Un bebé llamado Samuel, que nació vivo tras un intento de aborto a las 16 semanas, falleció horas después sin recibir asistencia sanitaria, según ha denunciado la profesora de Derecho de la Universidad de Adelaida Joanna Howe. El suceso, ocurrido en el estado australiano de Queensland, ha reavivado la polémica sobre la legislación del aborto tardío y la atención médica a los recién nacidos que sobreviven a estos procedimientos.
La académica difundió la historia tras compartir una imagen del menor y asegurar que no se trata de un hecho excepcional. De acuerdo con sus declaraciones, decenas de bebés habrían sobrevivido a intentos de interrupción del embarazo en los últimos años para después morir sin tratamiento médico.
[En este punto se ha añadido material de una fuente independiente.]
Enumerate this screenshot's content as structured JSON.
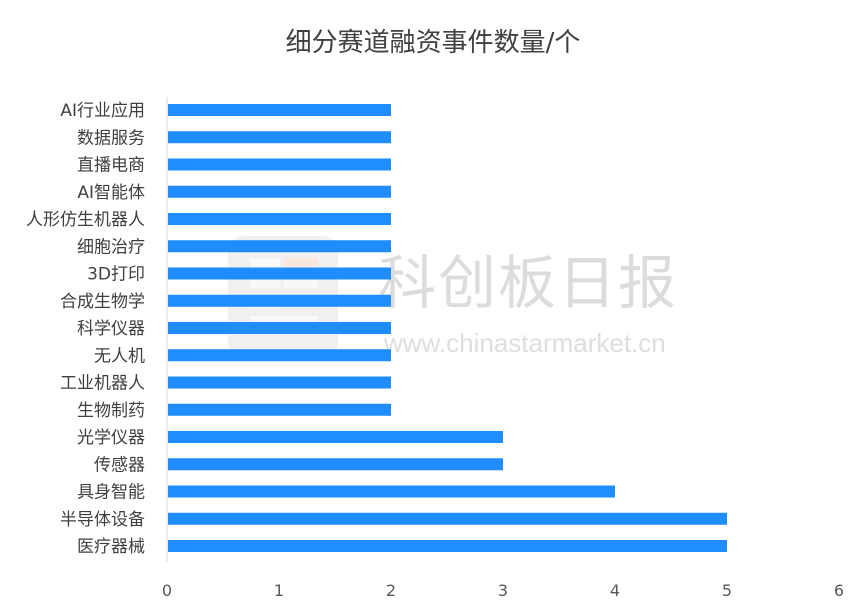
{
  "colors": {
    "bar": "#1f8cff",
    "axis": "#d9d9d9",
    "title": "#404040",
    "label": "#404040",
    "watermark": "#dcdcdc"
  },
  "watermark": {
    "text": "科创板日报",
    "url": "www.chinastarmarket.cn"
  },
  "chart_data": {
    "type": "bar",
    "orientation": "horizontal",
    "title": "细分赛道融资事件数量/个",
    "xlabel": "",
    "ylabel": "",
    "xlim": [
      0,
      6
    ],
    "x_ticks": [
      0,
      1,
      2,
      3,
      4,
      5,
      6
    ],
    "grid": false,
    "legend": "none",
    "categories": [
      "AI行业应用",
      "数据服务",
      "直播电商",
      "AI智能体",
      "人形仿生机器人",
      "细胞治疗",
      "3D打印",
      "合成生物学",
      "科学仪器",
      "无人机",
      "工业机器人",
      "生物制药",
      "光学仪器",
      "传感器",
      "具身智能",
      "半导体设备",
      "医疗器械"
    ],
    "values": [
      2,
      2,
      2,
      2,
      2,
      2,
      2,
      2,
      2,
      2,
      2,
      2,
      3,
      3,
      4,
      5,
      5
    ]
  }
}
Howe afirmó que el pequeño permaneció solo tras el parto y que su caso refleja una realidad que, a su juicio, se repite con más frecuencia de la que se reconoce públicamente.
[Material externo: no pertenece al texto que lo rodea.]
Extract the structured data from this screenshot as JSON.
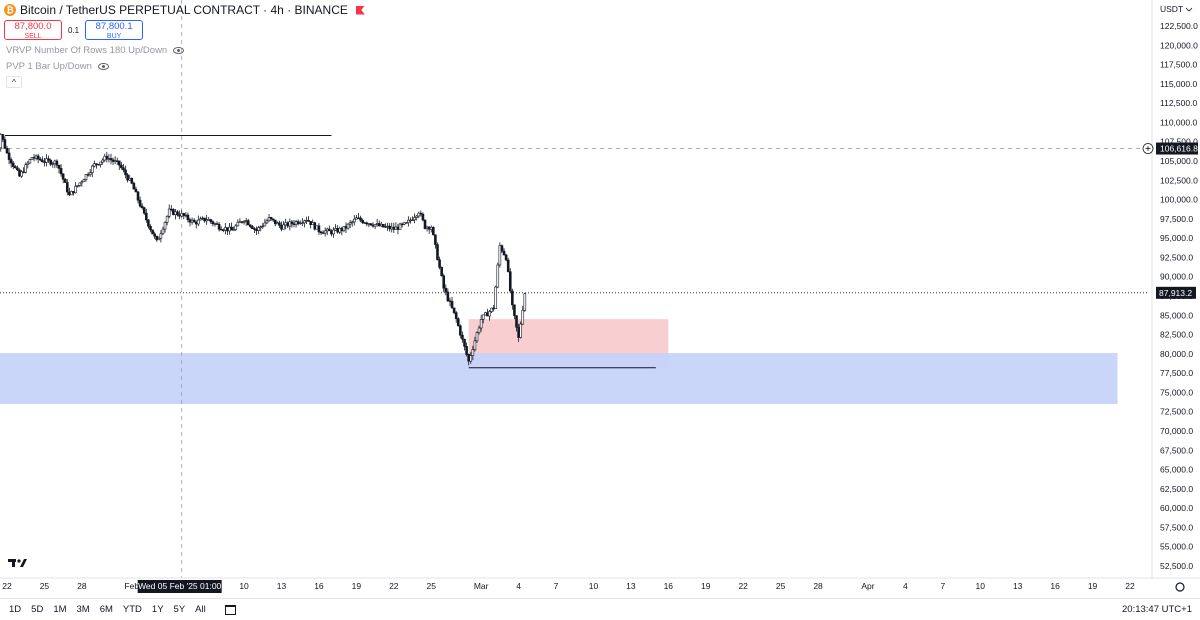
{
  "header": {
    "logo_glyph": "₿",
    "title": "Bitcoin / TetherUS PERPETUAL CONTRACT · 4h · BINANCE"
  },
  "trade": {
    "sell_price": "87,800.0",
    "sell_label": "SELL",
    "spread": "0.1",
    "buy_price": "87,800.1",
    "buy_label": "BUY"
  },
  "indicators": [
    {
      "label": "VRVP Number Of Rows 180 Up/Down"
    },
    {
      "label": "PVP 1 Bar Up/Down"
    }
  ],
  "collapse_glyph": "^",
  "bottom": {
    "ranges": [
      "1D",
      "5D",
      "1M",
      "3M",
      "6M",
      "YTD",
      "1Y",
      "5Y",
      "All"
    ],
    "clock": "20:13:47 UTC+1"
  },
  "colors": {
    "up": "#131722",
    "down": "#131722",
    "pink_zone": "#f7c5c9",
    "blue_zone": "#c6d3f9",
    "grid_text": "#131722",
    "axis_border": "#e0e3eb"
  },
  "chart_data": {
    "type": "candlestick",
    "currency": "USDT",
    "timeframe": "4h",
    "y_axis": {
      "min": 51250,
      "max": 124500,
      "ticks": [
        "122,500.0",
        "120,000.0",
        "117,500.0",
        "115,000.0",
        "112,500.0",
        "110,000.0",
        "107,500.0",
        "105,000.0",
        "102,500.0",
        "100,000.0",
        "97,500.0",
        "95,000.0",
        "92,500.0",
        "90,000.0",
        "87,500.0",
        "85,000.0",
        "82,500.0",
        "80,000.0",
        "77,500.0",
        "75,000.0",
        "72,500.0",
        "70,000.0",
        "67,500.0",
        "65,000.0",
        "62,500.0",
        "60,000.0",
        "57,500.0",
        "55,000.0",
        "52,500.0"
      ]
    },
    "x_axis": {
      "start_date": "2025-01-21",
      "end_date": "2025-04-23",
      "ticks": [
        {
          "date": "2025-01-22",
          "label": "22"
        },
        {
          "date": "2025-01-25",
          "label": "25"
        },
        {
          "date": "2025-01-28",
          "label": "28"
        },
        {
          "date": "2025-02-01",
          "label": "Feb"
        },
        {
          "date": "2025-02-10",
          "label": "10"
        },
        {
          "date": "2025-02-13",
          "label": "13"
        },
        {
          "date": "2025-02-16",
          "label": "16"
        },
        {
          "date": "2025-02-19",
          "label": "19"
        },
        {
          "date": "2025-02-22",
          "label": "22"
        },
        {
          "date": "2025-02-25",
          "label": "25"
        },
        {
          "date": "2025-03-01",
          "label": "Mar"
        },
        {
          "date": "2025-03-04",
          "label": "4"
        },
        {
          "date": "2025-03-07",
          "label": "7"
        },
        {
          "date": "2025-03-10",
          "label": "10"
        },
        {
          "date": "2025-03-13",
          "label": "13"
        },
        {
          "date": "2025-03-16",
          "label": "16"
        },
        {
          "date": "2025-03-19",
          "label": "19"
        },
        {
          "date": "2025-03-22",
          "label": "22"
        },
        {
          "date": "2025-03-25",
          "label": "25"
        },
        {
          "date": "2025-03-28",
          "label": "28"
        },
        {
          "date": "2025-04-01",
          "label": "Apr"
        },
        {
          "date": "2025-04-04",
          "label": "4"
        },
        {
          "date": "2025-04-07",
          "label": "7"
        },
        {
          "date": "2025-04-10",
          "label": "10"
        },
        {
          "date": "2025-04-13",
          "label": "13"
        },
        {
          "date": "2025-04-16",
          "label": "16"
        },
        {
          "date": "2025-04-19",
          "label": "19"
        },
        {
          "date": "2025-04-22",
          "label": "22"
        }
      ]
    },
    "crosshair": {
      "date": "2025-02-05",
      "label": "Wed 05 Feb '25   01:00",
      "price": 106616.8,
      "price_label": "106,616.8"
    },
    "last_price": {
      "value": 87913.2,
      "label": "87,913.2"
    },
    "price_path": [
      {
        "date": "2025-01-21",
        "price": 104000
      },
      {
        "date": "2025-01-21.5",
        "price": 108500
      },
      {
        "date": "2025-01-22",
        "price": 106000
      },
      {
        "date": "2025-01-23",
        "price": 103000
      },
      {
        "date": "2025-01-24",
        "price": 105500
      },
      {
        "date": "2025-01-25",
        "price": 105000
      },
      {
        "date": "2025-01-26",
        "price": 104800
      },
      {
        "date": "2025-01-27",
        "price": 100500
      },
      {
        "date": "2025-01-28",
        "price": 102500
      },
      {
        "date": "2025-01-29",
        "price": 104500
      },
      {
        "date": "2025-01-30",
        "price": 105500
      },
      {
        "date": "2025-01-31",
        "price": 104500
      },
      {
        "date": "2025-02-01",
        "price": 102000
      },
      {
        "date": "2025-02-02",
        "price": 98000
      },
      {
        "date": "2025-02-03",
        "price": 94500
      },
      {
        "date": "2025-02-04",
        "price": 98500
      },
      {
        "date": "2025-02-05",
        "price": 98000
      },
      {
        "date": "2025-02-06",
        "price": 97000
      },
      {
        "date": "2025-02-07",
        "price": 97500
      },
      {
        "date": "2025-02-08",
        "price": 96500
      },
      {
        "date": "2025-02-09",
        "price": 96000
      },
      {
        "date": "2025-02-10",
        "price": 97500
      },
      {
        "date": "2025-02-11",
        "price": 96000
      },
      {
        "date": "2025-02-12",
        "price": 97500
      },
      {
        "date": "2025-02-13",
        "price": 96500
      },
      {
        "date": "2025-02-14",
        "price": 97000
      },
      {
        "date": "2025-02-15",
        "price": 97500
      },
      {
        "date": "2025-02-16",
        "price": 96000
      },
      {
        "date": "2025-02-17",
        "price": 95800
      },
      {
        "date": "2025-02-18",
        "price": 96200
      },
      {
        "date": "2025-02-19",
        "price": 97500
      },
      {
        "date": "2025-02-20",
        "price": 97000
      },
      {
        "date": "2025-02-21",
        "price": 96500
      },
      {
        "date": "2025-02-22",
        "price": 96200
      },
      {
        "date": "2025-02-23",
        "price": 96800
      },
      {
        "date": "2025-02-24",
        "price": 98500
      },
      {
        "date": "2025-02-24.5",
        "price": 96500
      },
      {
        "date": "2025-02-25",
        "price": 96500
      },
      {
        "date": "2025-02-26",
        "price": 88500
      },
      {
        "date": "2025-02-27",
        "price": 84500
      },
      {
        "date": "2025-02-28",
        "price": 79000
      },
      {
        "date": "2025-03-01",
        "price": 84500
      },
      {
        "date": "2025-03-02",
        "price": 86000
      },
      {
        "date": "2025-03-02.5",
        "price": 94000
      },
      {
        "date": "2025-03-03",
        "price": 92500
      },
      {
        "date": "2025-03-03.5",
        "price": 86000
      },
      {
        "date": "2025-03-04",
        "price": 82000
      },
      {
        "date": "2025-03-04.5",
        "price": 87900
      }
    ],
    "annotations": [
      {
        "type": "hline",
        "price": 108300,
        "from": "2025-01-21",
        "to": "2025-02-17"
      },
      {
        "type": "hline",
        "price": 78200,
        "from": "2025-02-28",
        "to": "2025-03-15"
      },
      {
        "type": "zone",
        "color": "pink",
        "top": 84500,
        "bottom": 78200,
        "from": "2025-02-28",
        "to": "2025-03-16"
      },
      {
        "type": "zone",
        "color": "blue",
        "top": 80100,
        "bottom": 73500,
        "from": "2025-01-21",
        "to": "2025-04-21"
      }
    ]
  }
}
El debate surge en un contexto legal en el que varios territorios australianos permiten la interrupción del embarazo en fases avanzadas por motivos físicos, psicológicos o sociales, siempre con la autorización de dos facultativos. Desde la reforma legislativa impulsada en 2008, la normativa contempla supuestos que pueden extenderse hasta etapas muy próximas al nacimiento, algo que ha generado críticas desde sectores contrarios al aborto.
Datos recogidos por medios provida señalan que, en el estado de Victoria, entre 2008 y 2020 se registraron más de un millar de abortos tardíos por razones sociales, incluso en casos en los que los fetos no presentaban patologías. Dentro de ese periodo, decenas de bebés nacieron con vida tras procedimientos realizados después de la semana 20 de gestación y fueron clasificados posteriormente como muertes neonatales.
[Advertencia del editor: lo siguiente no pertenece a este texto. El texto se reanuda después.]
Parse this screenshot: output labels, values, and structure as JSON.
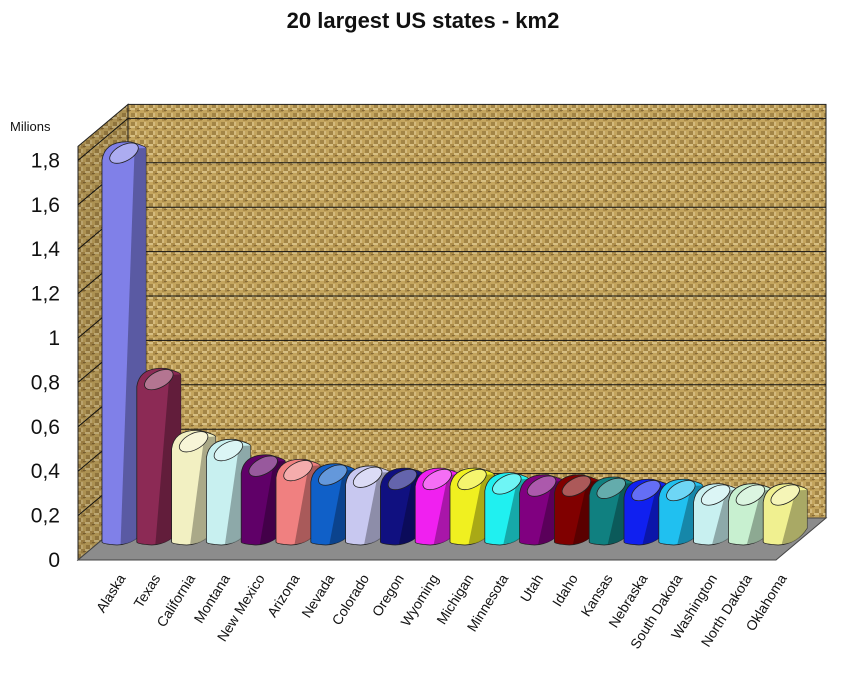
{
  "chart_data": {
    "type": "bar",
    "title": "20 largest US states - km2",
    "ylabel": "Milions",
    "xlabel": "",
    "ylim": [
      0,
      1.8
    ],
    "y_ticks": [
      "0",
      "0,2",
      "0,4",
      "0,6",
      "0,8",
      "1",
      "1,2",
      "1,4",
      "1,6",
      "1,8"
    ],
    "grid": true,
    "categories": [
      "Alaska",
      "Texas",
      "California",
      "Montana",
      "New Mexico",
      "Arizona",
      "Nevada",
      "Colorado",
      "Oregon",
      "Wyoming",
      "Michigan",
      "Minnesota",
      "Utah",
      "Idaho",
      "Kansas",
      "Nebraska",
      "South Dakota",
      "Washington",
      "North Dakota",
      "Oklahoma"
    ],
    "values": [
      1.72,
      0.7,
      0.42,
      0.38,
      0.31,
      0.29,
      0.27,
      0.26,
      0.25,
      0.25,
      0.25,
      0.23,
      0.22,
      0.22,
      0.21,
      0.2,
      0.2,
      0.18,
      0.18,
      0.18
    ],
    "colors": [
      "#8080e8",
      "#8c2a55",
      "#f2f0c2",
      "#c8f0f0",
      "#600068",
      "#f08080",
      "#1060c8",
      "#c8c8f0",
      "#101080",
      "#f020f0",
      "#f0f020",
      "#20f0f0",
      "#800080",
      "#800000",
      "#108080",
      "#1020f0",
      "#20c0f0",
      "#c8f0f0",
      "#c8f0d0",
      "#f0f090"
    ]
  }
}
Howe también mencionó otro episodio, el de una niña llamada Amira, que según su relato habría recibido una inyección letal en el corazón en una fase avanzada del embarazo. La profesora sostiene que estos casos evidencian la necesidad de revisar los protocolos médicos y abrir un debate público sobre los límites de la práctica.
La controversia no se limita a Australia. Informes y testimonios citados por organizaciones críticas con el aborto apuntan a situaciones similares en otros países occidentales, incluido Reino Unido, donde se documentaron casos de bebés que sobrevivieron durante un tiempo tras procedimientos fallidos. Para los detractores de la legislación actual, estos episodios muestran que la discusión ética y jurídica sobre el aborto tardío sigue abierta y genera una profunda división social.